The problem oft stated is the love of money is the root of evil, meaning not the money but the love of it. Now that seems odd to me because love is normally considered a positive emotion, the opposite of fear, so how could that be a problem? We believe it is bad because it refers to the lowest form of love, that lustful possessive and selfish kind of love. The kind of love that wants to accumulate as much of it as possible. The ancient Greeks had identified four kinds of love and I read that the Hmong people have six. Here are 6 characteristics of higher forms of love. They are:
Unconditional Love: Love that is given freely without conditions or expectations.
Selfless Love: Prioritizing the well-being and happiness of others above your own.
Sacrificial Love: Willingness to make significant sacrifices for the sake of another's happiness or safety.
Agape Love: A spiritual love that transcends personal feelings, often associated with compassion and empathy.

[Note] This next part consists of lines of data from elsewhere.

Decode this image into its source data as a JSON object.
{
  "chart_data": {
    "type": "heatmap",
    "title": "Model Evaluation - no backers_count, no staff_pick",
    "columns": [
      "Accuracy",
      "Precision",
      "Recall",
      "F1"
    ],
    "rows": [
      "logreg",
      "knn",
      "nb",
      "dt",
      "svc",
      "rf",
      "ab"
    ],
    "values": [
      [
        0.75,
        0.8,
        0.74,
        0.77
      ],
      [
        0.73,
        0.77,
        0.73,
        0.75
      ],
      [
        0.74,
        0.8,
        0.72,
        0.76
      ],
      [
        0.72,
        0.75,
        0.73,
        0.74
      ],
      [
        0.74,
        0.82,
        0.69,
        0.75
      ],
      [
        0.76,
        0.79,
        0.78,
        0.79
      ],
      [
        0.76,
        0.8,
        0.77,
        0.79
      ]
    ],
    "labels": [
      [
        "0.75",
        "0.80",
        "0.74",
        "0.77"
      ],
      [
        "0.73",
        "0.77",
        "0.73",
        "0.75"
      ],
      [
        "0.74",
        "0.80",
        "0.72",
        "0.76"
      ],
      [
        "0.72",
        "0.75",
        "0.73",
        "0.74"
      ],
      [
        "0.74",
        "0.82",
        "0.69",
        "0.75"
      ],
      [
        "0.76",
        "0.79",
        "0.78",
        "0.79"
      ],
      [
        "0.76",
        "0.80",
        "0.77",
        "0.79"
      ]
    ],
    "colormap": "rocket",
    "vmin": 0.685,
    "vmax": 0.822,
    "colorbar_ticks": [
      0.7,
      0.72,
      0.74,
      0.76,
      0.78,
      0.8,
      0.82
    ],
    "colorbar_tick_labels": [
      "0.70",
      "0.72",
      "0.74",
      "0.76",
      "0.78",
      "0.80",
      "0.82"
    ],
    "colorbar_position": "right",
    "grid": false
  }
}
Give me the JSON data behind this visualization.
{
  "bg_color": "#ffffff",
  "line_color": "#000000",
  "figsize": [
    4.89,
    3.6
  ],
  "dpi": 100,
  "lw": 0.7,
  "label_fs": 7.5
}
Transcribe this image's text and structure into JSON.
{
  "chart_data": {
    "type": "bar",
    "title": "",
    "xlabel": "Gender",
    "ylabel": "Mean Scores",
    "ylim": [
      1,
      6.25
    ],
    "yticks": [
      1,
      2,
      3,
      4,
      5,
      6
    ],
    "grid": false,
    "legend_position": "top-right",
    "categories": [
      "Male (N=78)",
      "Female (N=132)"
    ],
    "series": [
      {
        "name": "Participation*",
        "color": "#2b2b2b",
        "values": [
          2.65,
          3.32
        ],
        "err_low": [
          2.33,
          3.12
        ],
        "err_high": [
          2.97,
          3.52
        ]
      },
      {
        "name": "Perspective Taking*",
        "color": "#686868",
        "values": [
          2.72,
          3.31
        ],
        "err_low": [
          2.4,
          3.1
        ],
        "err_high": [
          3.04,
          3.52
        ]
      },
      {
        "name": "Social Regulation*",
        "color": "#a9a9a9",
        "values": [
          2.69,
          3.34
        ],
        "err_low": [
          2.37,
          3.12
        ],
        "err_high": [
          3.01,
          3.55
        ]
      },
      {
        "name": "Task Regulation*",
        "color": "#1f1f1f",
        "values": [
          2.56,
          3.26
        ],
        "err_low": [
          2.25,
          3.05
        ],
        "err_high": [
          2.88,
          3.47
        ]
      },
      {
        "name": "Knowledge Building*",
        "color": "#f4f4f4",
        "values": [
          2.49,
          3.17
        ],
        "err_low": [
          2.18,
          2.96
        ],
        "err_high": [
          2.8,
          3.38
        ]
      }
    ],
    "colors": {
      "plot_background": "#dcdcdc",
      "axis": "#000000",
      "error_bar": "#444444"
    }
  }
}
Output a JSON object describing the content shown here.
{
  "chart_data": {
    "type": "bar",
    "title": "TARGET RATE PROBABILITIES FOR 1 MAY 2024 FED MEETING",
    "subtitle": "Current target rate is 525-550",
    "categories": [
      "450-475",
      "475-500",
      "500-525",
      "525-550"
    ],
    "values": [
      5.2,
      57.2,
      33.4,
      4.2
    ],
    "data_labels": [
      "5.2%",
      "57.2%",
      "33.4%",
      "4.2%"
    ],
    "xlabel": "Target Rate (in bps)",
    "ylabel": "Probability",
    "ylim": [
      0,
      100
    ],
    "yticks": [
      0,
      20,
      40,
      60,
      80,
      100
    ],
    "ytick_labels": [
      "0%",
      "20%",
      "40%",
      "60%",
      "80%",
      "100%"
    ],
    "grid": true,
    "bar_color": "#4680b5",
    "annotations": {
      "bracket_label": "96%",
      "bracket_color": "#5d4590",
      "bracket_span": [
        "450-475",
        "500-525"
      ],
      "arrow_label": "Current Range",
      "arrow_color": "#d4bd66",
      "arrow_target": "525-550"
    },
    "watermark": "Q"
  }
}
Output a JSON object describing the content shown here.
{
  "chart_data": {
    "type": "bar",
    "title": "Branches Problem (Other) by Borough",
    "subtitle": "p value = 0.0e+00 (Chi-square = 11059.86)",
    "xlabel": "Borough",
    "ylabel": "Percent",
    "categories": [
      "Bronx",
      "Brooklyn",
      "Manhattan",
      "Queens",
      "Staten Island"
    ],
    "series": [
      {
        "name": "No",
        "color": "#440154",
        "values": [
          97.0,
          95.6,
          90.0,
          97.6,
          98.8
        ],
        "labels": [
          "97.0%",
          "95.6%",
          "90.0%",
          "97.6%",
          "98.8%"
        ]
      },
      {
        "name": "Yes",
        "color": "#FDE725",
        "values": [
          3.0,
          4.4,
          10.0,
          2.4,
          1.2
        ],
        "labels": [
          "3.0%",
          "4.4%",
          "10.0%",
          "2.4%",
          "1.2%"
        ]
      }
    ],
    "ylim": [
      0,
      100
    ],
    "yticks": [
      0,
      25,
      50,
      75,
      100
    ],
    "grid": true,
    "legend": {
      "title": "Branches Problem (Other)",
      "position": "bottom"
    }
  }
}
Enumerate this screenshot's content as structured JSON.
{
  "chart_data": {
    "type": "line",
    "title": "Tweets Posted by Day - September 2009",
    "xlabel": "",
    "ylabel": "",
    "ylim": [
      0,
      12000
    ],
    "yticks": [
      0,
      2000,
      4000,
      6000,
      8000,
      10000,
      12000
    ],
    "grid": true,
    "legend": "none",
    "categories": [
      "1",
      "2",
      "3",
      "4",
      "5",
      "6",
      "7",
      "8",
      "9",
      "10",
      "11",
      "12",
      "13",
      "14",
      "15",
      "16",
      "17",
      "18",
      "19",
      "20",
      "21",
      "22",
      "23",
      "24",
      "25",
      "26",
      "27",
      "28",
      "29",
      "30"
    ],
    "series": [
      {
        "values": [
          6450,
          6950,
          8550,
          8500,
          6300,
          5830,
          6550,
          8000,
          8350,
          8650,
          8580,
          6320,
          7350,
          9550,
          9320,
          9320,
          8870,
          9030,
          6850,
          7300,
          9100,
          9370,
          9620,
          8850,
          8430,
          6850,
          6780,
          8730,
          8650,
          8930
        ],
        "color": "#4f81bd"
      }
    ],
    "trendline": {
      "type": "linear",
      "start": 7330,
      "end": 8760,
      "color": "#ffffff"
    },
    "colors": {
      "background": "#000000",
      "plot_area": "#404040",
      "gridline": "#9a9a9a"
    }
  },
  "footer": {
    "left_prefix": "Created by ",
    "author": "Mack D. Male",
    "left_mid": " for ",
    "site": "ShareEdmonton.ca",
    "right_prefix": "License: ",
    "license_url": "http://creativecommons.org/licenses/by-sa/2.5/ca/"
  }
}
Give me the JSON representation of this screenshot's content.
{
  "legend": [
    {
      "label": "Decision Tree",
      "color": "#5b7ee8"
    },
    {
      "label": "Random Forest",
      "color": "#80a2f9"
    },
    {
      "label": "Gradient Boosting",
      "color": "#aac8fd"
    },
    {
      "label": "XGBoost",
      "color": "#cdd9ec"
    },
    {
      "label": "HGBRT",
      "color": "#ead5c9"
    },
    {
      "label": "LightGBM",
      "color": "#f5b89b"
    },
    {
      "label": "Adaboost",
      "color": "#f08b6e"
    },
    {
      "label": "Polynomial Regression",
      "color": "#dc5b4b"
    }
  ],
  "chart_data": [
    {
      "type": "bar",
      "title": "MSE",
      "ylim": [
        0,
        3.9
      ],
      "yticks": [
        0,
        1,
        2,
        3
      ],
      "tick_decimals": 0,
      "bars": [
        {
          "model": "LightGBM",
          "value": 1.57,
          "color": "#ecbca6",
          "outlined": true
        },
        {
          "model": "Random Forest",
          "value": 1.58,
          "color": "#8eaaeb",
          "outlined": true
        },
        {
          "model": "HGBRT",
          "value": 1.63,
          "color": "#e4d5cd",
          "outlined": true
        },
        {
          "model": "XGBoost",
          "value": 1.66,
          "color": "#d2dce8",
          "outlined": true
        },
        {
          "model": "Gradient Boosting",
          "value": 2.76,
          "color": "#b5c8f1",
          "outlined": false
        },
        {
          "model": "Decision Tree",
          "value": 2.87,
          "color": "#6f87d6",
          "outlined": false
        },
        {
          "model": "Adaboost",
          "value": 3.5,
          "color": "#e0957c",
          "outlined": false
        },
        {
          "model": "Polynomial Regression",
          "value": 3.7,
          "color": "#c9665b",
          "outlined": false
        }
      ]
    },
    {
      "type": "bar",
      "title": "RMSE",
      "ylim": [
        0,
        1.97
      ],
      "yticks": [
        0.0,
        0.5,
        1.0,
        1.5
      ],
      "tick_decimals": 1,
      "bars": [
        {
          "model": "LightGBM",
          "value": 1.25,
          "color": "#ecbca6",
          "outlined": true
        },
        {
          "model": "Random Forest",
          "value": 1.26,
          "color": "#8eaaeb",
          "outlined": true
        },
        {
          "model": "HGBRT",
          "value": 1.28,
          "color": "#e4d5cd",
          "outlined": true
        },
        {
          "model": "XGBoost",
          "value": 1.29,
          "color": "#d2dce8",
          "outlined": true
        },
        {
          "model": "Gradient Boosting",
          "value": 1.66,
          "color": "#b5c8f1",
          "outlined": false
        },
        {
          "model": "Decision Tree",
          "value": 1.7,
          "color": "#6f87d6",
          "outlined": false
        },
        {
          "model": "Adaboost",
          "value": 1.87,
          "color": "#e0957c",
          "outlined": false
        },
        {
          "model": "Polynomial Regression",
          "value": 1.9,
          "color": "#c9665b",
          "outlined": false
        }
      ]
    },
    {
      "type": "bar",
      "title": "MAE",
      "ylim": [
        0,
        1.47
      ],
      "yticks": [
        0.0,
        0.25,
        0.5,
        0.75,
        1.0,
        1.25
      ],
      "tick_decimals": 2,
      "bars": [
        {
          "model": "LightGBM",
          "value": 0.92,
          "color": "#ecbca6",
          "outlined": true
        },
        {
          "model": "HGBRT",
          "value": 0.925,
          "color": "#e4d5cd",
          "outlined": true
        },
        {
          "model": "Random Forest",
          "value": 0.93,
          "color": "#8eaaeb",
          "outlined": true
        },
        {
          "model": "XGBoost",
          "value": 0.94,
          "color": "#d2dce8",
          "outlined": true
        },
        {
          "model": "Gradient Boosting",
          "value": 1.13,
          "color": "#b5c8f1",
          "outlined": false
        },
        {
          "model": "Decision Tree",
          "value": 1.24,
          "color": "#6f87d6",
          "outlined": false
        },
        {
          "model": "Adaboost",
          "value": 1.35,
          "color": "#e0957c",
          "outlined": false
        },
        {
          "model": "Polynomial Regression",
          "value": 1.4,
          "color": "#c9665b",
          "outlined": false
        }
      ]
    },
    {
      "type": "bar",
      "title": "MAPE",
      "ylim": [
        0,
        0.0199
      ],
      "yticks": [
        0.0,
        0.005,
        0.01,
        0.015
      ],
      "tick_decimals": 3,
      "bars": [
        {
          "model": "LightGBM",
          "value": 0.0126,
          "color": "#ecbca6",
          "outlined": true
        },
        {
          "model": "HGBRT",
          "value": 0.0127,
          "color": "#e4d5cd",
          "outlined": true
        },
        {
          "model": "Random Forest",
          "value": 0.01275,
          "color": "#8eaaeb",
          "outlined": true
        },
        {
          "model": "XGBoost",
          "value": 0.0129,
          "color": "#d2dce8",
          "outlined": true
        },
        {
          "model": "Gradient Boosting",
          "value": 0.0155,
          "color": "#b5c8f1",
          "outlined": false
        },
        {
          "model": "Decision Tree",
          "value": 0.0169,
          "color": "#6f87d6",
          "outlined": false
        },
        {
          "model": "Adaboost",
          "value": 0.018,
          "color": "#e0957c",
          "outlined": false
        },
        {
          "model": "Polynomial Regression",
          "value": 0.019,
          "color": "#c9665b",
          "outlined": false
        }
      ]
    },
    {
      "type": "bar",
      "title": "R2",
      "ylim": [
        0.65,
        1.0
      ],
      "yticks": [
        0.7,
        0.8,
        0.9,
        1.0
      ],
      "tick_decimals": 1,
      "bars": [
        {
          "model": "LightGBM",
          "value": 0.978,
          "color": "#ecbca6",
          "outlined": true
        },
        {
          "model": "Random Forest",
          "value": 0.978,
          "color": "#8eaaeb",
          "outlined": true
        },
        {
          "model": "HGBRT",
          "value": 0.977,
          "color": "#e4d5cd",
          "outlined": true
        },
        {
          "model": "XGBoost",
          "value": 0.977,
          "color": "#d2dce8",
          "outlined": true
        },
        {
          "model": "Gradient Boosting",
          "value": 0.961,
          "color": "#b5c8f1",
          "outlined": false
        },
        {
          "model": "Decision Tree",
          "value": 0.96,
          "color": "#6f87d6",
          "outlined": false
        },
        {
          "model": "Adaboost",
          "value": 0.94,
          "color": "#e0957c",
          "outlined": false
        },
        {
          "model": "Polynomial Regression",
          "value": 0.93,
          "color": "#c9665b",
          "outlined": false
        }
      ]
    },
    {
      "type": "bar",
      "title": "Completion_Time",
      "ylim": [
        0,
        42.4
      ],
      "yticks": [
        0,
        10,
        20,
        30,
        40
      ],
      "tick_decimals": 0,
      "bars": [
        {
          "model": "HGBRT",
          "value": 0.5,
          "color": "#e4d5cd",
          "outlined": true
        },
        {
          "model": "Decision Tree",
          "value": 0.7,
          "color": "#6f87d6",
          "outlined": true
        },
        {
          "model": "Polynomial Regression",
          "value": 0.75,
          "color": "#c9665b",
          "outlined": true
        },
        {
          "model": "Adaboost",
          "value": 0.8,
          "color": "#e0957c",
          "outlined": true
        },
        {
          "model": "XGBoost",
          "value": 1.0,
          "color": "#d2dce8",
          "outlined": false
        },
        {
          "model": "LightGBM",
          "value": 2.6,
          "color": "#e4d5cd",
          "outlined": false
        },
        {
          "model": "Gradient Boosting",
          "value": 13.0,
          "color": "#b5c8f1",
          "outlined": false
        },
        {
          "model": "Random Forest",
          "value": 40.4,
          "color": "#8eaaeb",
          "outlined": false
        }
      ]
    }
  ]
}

Enduring Love: A commitment that withstands challenges and grows stronger over time.
Forgiving Love: The ability to forgive and move past grievances, fostering healing and connection.
For the indigenous there is no vs between the love of money and the love of life. Money originated as an expression of love, a sacred symbol of reciprocity, for the gift of life and sustenance that is the Great Mother, Earth. That is certainly not at all true of the money we use today because money is issued as interest-bearing debt (credit) by private banks, a form of slavery. Money should be created by the government exclusively for productive public purposes as an asset for paying a debt, like Lincoln's Greenbacks. This is what the Greens' monetary plank proposes. It would shift the paradigm from fear to love, from greed to care, and transform the system from private to public, from debt to asset which would eliminate the systematic concentration of wealth to the few and instead systematically distribute it among the many. There is hardly any issue we struggle with for which money is not both a problem and a solution. That is because it is the connecting tissue between the human economy and the natural world of life it depends on.
To allow money to become a source of revenue to private issuers is to create, first, a secret and illicit arm of the government and, last, a rival power strong enough ultimately to overthrow all other forms of government.
– Frederick Soddy
Our current monetary system is institutionalized usury.
Usury:
The abuse of monetary authority for personal gain.
The great religions and philosophers condemned usury.
Dante described it as
An extraordinarily efficient form of violence by which one does the most damage with the least amount of effort.